Le démon, soupira-t-il, égare la raison et perd les hommes.
    – Voyez la
guerre. Voyez moi-même. Aujourd’hui je suis vieux et gentil, mais dans ma
jeunesse j'ai été très méchant et très lâche.
    Il ajouta
que c'était le diable qui lui avait pris Julián.
    – Dieu nous donne la vie, mais
c'est l'autre qui mène le monde...
    Nous passions l'après-midi à
mélanger considérations théologiques et lieux communs.
    Un jour, je dis à Julián que
s'il voulait revoir son père vivant, il fallait qu'il se hâte. J'appris alors
qu'il était allé lui aussi voir Fortuny, sans que celui-ci le sache. De loin,
au crépuscule, assis à l'autre bout d'une place, en train de vieillir. Julián
répliqua qu'il préférait que le vieil homme emporte le souvenir du fils qu'il
s'était fabriqué dans son esprit pendant toutes ces années, et non la réalité
de ce qu'il était devenu.
    – Celle-là, tu la gardes pour
moi, lui rétorquai-je, en regrettant aussitôt mes paroles.
    Il se tut, mais j'eus un
instant l'impression qu'il se rendait compte de l'enfer dans lequel il nous
avait enfermés. Les pronostics du médecin ne tardèrent pas à se confirmer. M.
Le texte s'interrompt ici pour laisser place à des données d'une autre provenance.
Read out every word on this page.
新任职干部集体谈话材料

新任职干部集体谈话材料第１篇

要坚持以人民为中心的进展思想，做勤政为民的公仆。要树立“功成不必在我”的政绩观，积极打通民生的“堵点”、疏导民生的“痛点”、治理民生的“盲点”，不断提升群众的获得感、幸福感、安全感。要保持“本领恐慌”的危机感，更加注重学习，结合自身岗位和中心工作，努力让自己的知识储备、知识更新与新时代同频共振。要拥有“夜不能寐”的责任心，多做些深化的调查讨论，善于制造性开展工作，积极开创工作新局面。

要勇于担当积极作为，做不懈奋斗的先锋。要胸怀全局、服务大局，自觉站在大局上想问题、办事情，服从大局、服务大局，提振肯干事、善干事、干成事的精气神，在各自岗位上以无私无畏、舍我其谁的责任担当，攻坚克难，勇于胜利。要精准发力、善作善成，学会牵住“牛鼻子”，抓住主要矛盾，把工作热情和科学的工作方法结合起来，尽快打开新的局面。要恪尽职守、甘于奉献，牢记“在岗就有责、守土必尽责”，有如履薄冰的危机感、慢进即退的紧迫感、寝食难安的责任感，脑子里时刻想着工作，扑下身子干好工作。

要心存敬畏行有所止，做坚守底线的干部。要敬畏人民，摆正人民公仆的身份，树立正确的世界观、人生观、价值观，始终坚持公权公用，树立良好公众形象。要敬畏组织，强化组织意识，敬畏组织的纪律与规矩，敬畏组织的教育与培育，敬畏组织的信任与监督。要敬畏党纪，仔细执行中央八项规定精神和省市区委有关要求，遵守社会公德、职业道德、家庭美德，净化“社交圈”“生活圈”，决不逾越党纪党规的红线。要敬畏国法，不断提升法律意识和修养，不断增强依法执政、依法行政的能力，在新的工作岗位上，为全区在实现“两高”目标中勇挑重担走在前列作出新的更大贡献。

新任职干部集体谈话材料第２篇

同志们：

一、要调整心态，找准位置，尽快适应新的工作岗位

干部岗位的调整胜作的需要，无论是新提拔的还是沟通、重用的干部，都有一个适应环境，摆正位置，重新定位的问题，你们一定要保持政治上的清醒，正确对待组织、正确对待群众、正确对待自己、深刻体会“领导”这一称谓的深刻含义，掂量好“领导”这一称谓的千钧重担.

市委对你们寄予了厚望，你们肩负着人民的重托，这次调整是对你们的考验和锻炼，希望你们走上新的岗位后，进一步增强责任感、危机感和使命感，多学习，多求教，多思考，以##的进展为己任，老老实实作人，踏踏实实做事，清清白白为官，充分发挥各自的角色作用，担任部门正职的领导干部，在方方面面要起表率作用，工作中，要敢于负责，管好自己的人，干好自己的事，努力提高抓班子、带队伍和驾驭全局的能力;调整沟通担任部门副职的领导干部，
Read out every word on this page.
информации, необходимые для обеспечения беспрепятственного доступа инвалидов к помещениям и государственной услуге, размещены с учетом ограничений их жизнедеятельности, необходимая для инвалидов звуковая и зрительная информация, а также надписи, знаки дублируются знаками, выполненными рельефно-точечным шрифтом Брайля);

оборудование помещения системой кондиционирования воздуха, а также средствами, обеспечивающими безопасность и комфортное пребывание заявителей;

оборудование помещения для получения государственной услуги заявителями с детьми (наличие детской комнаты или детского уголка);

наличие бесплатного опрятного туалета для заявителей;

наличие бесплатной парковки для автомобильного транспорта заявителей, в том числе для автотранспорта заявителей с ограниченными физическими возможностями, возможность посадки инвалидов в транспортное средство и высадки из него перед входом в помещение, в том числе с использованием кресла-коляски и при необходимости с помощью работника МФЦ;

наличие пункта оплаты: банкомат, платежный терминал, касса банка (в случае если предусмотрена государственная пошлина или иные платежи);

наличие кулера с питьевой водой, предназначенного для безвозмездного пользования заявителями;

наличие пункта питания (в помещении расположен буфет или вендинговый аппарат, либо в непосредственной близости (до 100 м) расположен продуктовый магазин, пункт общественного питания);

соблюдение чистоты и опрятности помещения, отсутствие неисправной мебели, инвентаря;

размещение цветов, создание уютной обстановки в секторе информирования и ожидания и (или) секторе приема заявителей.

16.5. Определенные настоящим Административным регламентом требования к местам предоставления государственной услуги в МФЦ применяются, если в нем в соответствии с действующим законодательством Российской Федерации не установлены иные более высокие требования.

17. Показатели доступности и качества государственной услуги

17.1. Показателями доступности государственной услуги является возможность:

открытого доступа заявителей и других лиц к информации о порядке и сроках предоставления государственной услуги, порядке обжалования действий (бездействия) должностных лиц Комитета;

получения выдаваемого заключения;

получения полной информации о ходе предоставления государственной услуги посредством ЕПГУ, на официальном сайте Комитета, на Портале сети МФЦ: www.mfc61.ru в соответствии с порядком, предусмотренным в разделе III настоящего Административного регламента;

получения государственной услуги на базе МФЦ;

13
Fortuny ne vit pas la fin de la guerre. On le trouva assis dans son fauteuil,
devant de vieilles photos de Sophie et de Julián. Mort sous les balles du
souvenir.
    Les derniers jours de la
guerre furent le prélude de l'enfer. La ville avait vécu les combats de loin,
comme une blessure endormie. Il y avait eu des mois de tergiversations et
d'affrontements, de bombardements et de faim. Toute la gamme des assassinats,
des luttes et des conspirations avait corrompu l'âme de la ville, mais, même
ainsi, beaucoup voulaient croire que la guerre continuait à se dérouler
ailleurs, que la tempête passerait au large. L'attente rendit l'inévitable
encore plus atroce, si c'est possible. Quand le mal se réveilla, il fut sans pitié. Rien n'alimente l'oubli comme
une guerre, Daniel. Nous nous taisons tous, en essayant de nous convaincre que
ce que nous avons vu, ce que nous avons tait, ce que nous avons appris de
nous-mêmes et des autres est une illusion, un cauchemar passager. Les guerres
sont sans mémoire, et nul n'a le courage de les dénoncer, jusqu'au jour où il
ne reste plus de voix pour dire la vérité, jusqu'au moment où l'on s'aperçoit
qu'elles sont de retour, avec un autre visage et sous un autre nom, pour
dévorer ceux qu'elles avaient laissés derrière elles.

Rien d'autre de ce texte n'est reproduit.